Ora lo vediamo accanto al maestro davanti a una grande porta, racchiusa in una stretta depressione di una parete rocciosa, i cui battenti appena accostati cigolano in modo alquanto sinistro. Sulla parte superiore di questa porta, un’iscrizione dal significato tremendo recita:

Per me si va ne la città dolente,

per me si va ne l’etterno dolore,

per me si va tra la perduta gente.

Giustizia mosse il mio alto fattore;

fecemi la divina podestate,

la somma sapienza e ’l primo amore.

Dinanzi a me non fuor cose create

se non etterne, e io etterno duro.

Lasciate ogne speranza, voi ch’intrate.

Io vidi scritte queste parole minacciose sulla parte superiore di una porta; e per questo io: “Maestro, il loro significato mi è doloroso”, dice Dante nella parte iniziale del 3^ canto dell’Inferno.
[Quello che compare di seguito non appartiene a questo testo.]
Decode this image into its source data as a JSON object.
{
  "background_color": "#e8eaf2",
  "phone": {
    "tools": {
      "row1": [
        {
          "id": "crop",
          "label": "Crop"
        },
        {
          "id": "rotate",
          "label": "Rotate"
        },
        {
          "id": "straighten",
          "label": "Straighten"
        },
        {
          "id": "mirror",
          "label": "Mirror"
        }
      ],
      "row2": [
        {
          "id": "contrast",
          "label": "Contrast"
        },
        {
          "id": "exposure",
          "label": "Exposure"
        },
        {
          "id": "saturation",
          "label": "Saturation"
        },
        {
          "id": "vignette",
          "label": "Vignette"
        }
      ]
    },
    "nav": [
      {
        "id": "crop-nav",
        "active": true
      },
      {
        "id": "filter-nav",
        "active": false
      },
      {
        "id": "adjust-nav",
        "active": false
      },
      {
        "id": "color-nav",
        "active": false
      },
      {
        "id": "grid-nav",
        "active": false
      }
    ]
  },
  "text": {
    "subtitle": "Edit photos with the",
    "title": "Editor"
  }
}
E il maestro, come una persona che si è accorta dello stato d’animo del suo interlocutore: “A questo punto occorre abbandonare ogni timore; in tal caso deve essere distrutta ogni codardia. Noi siamo giunti all’Inferno…

Poi, con un accenno di sorriso, lo invita ad attraversare – ma rigorosamente dopo di lui – la soglia dell’Inferno, varcata la quale si staglia, davanti ai due poeti, un oscuro pianoro, non dimenticando, visto che ha intuito dal passo incerto di Dante che questi è atterrito, di prenderlo per mano con l’aspetto compiaciuto.

Lettore, hai appreso che il poeta è appena entrato nel luogo in cui conoscerà le anime dannate che sono private di Dioe propriamente nel suo vestibolo.